The expression “Good Samaritan” is commonly used to describe a person who acts to help others who are in need. The term originated from a story, or parable, that Jesus told to show that a good neighbor mercifully helps others regardless of the other person’s nationality or background. *

In this article

 What is the parable of the “Good Samaritan”?

Here is a brief summary of the story that Jesus told: A Jewish man was traveling from Jerusalem to Jericho. Along the way, he was robbed, beaten, and left for dead.

A Jewish priest and later another Jewish religious leader walked past the wounded traveler. Even though they were of the same nationality as the traveler, neither of them stopped to help the man.

Finally, a man of another nation came along. He was a Samaritan. (Luke 10:33; 17:16-18) Moved with pity, the Samaritan treated the man’s wounds. Then he took the injured man to an inn. There he cared for the man overnight. The next day, he paid the innkeeper to care for the man and offered to cover any additional expenses that might arise.—Luke 10:30-35.

 Why did Jesus tell this parable?

Jesus told the story to a man who thought that only people of his own race and religion were his neighbors. Jesus wanted to teach the man an important lesson—that he needed to expand his concept of “neighbor” to include more than just his fellow Jews. (Luke 10:36, 37) This account was included in the Bible for the benefit of everyone who wants to please God.—2 Timothy 3:16, 17.

 What is the lesson of the parable?

The story teaches that a good neighbor demonstrates compassion by action. He or she responds to the needs of a person who is suffering—regardless of that person’s background, race, or nationality. A genuine neighbor acts toward others as he would like to be treated himself.—Matthew 7:12.

 Who were the Samaritans?

The Samaritans lived in the land directly north of Judea. They included the descendants of mixed marriages between Jews and non-Jews.

By the first century C.E., the Samaritans had formed a distinct religious sect. They accepted the first five books of the Hebrew Scriptures but generally rejected the rest.

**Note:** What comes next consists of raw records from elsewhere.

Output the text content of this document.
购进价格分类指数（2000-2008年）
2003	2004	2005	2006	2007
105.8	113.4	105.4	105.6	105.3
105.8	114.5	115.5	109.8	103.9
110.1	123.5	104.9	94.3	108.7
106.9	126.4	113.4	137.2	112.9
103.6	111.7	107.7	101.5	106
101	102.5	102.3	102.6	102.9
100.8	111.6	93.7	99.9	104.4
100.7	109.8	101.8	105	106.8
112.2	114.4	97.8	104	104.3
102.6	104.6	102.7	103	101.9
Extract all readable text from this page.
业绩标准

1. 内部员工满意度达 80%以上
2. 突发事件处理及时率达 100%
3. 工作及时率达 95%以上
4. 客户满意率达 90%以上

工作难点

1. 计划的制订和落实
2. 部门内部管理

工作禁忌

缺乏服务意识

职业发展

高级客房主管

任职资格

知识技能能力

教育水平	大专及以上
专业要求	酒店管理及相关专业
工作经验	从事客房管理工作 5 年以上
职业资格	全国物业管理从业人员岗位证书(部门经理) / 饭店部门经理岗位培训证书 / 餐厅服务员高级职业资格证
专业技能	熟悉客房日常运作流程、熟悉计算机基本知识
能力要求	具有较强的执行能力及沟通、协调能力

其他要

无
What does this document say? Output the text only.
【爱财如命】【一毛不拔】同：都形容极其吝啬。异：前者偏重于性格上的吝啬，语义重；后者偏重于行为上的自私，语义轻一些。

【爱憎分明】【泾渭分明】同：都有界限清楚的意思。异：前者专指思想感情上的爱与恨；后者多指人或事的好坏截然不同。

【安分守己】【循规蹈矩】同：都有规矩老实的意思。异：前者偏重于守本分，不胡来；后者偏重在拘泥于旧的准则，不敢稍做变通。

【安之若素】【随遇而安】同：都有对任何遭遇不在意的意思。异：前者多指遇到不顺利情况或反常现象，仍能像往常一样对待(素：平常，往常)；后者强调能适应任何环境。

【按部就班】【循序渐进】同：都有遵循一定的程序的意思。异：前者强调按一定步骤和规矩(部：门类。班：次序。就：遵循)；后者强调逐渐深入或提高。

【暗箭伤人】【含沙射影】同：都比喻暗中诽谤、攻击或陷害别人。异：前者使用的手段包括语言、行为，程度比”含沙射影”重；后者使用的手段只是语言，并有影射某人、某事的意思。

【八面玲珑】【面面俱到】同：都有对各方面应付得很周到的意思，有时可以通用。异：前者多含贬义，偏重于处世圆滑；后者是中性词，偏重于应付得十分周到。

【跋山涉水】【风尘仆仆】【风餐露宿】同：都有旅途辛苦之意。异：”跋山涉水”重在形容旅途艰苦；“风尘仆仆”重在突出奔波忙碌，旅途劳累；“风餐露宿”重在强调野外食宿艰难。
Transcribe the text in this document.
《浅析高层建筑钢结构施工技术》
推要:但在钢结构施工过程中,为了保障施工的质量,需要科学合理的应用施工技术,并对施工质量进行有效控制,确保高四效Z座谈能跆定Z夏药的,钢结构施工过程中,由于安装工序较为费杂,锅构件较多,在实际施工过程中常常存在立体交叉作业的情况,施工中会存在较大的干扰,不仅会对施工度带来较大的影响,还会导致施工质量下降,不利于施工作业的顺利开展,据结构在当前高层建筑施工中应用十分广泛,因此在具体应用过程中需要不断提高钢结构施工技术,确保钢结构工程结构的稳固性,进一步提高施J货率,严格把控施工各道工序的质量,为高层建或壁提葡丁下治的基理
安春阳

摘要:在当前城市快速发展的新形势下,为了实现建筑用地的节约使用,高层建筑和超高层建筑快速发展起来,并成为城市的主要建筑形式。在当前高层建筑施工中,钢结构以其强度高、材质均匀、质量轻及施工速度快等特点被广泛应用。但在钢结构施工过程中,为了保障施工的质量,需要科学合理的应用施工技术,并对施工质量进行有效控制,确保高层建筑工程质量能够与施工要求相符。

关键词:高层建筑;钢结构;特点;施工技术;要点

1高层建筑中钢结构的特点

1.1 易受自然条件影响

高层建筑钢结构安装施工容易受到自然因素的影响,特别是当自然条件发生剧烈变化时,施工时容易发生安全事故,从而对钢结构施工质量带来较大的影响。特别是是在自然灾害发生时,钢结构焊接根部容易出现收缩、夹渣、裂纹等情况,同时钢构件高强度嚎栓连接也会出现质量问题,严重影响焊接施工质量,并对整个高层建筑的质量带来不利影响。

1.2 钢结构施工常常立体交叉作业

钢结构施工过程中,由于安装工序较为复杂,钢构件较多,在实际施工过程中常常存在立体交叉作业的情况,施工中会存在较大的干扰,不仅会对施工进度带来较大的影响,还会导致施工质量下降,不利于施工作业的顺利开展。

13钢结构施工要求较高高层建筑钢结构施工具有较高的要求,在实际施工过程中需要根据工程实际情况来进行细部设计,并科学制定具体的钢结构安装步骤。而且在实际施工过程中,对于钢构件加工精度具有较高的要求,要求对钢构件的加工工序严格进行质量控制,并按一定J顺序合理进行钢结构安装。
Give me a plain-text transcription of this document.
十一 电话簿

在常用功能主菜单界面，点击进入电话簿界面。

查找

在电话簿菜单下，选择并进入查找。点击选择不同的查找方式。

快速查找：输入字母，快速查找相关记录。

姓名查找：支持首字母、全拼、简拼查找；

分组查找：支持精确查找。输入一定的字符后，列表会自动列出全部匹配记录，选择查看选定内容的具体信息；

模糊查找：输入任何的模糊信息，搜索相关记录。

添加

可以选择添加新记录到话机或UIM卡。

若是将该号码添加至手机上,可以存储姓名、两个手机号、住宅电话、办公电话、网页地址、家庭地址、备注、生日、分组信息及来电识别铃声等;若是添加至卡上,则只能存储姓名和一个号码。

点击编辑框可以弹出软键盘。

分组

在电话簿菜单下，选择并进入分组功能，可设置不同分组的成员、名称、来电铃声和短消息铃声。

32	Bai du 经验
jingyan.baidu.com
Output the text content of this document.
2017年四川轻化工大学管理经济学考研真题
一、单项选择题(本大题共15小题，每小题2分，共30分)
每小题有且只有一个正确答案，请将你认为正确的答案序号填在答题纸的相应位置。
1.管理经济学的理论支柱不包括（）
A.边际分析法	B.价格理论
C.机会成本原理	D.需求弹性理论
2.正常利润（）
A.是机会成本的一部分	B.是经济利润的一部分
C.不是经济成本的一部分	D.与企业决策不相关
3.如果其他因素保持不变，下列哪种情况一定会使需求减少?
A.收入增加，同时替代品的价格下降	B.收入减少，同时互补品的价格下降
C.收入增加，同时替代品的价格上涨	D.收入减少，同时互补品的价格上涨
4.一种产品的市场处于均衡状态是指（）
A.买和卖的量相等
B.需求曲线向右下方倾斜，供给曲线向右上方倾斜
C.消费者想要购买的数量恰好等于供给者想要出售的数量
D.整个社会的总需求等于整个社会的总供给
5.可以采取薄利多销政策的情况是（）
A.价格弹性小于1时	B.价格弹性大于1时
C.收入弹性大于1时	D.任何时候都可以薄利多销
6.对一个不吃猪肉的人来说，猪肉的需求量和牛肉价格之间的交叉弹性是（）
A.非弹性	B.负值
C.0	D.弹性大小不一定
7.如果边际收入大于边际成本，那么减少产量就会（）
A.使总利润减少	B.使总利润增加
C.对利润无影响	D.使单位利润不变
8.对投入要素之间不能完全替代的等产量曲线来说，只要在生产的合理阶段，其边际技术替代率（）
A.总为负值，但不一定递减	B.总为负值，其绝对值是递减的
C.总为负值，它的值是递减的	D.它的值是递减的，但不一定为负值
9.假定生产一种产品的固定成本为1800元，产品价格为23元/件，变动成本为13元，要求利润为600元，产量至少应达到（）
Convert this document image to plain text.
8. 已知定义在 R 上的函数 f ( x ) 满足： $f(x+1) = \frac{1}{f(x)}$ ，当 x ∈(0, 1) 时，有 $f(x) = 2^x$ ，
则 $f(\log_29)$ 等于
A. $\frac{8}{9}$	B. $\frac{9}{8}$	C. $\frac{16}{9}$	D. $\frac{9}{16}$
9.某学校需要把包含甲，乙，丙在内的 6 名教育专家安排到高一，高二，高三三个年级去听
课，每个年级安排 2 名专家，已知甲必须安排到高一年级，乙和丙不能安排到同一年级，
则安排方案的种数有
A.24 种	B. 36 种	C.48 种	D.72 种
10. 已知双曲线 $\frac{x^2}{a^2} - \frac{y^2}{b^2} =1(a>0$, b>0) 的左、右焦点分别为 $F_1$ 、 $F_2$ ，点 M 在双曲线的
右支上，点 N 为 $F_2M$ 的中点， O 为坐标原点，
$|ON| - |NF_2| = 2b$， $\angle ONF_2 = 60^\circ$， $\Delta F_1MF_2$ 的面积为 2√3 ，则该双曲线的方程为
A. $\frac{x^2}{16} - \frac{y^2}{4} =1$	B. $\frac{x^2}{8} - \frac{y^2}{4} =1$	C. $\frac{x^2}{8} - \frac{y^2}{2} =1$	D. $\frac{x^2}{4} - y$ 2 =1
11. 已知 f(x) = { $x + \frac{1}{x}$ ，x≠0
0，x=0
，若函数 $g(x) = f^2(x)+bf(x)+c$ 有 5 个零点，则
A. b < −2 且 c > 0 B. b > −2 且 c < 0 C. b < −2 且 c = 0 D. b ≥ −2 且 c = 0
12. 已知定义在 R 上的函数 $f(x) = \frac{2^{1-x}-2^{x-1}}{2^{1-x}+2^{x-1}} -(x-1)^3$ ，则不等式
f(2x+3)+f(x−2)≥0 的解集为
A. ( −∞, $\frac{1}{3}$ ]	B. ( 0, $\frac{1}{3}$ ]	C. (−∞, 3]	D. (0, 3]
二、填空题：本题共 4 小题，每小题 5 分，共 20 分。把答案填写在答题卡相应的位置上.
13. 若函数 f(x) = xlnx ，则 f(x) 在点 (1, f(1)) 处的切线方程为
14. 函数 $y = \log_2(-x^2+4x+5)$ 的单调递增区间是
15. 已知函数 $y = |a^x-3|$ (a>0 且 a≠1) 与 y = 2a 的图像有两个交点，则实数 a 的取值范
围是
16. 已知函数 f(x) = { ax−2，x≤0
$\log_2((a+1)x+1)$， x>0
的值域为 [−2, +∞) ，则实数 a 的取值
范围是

Many Jews in Jesus’ day despised the Samaritans and avoided contact with them. (John 4:9) Some Jews used the term “Samaritan” as an insult.—John 8:48.

 Did the story of the “Good Samaritan” actually happen?

The Scriptures do not indicate whether the parable of the Samaritan was based on an actual event. However, Jesus often used well-known customs and locations in his teaching so that his listeners could easily understand the point he was making.

Many details of the story’s setting are historically accurate. For example:

  • The road from Jerusalem to Jericho—over 20 kilometers (12 mi) long—steeply descended 1 kilometer (0.6 mi). The account correctly states that travelers heading toward Jericho were “going down from Jerusalem.”—Luke 10:30.

  • Priests and Levites who lived in Jericho regularly traveled to Jerusalem on this road.

  • Robbers often hid along the isolated road, waiting for unsuspecting travelers—especially those traveling alone.

^ The parable of the “Good Samaritan” is also known as the parable of the “Neighborly Samaritan.”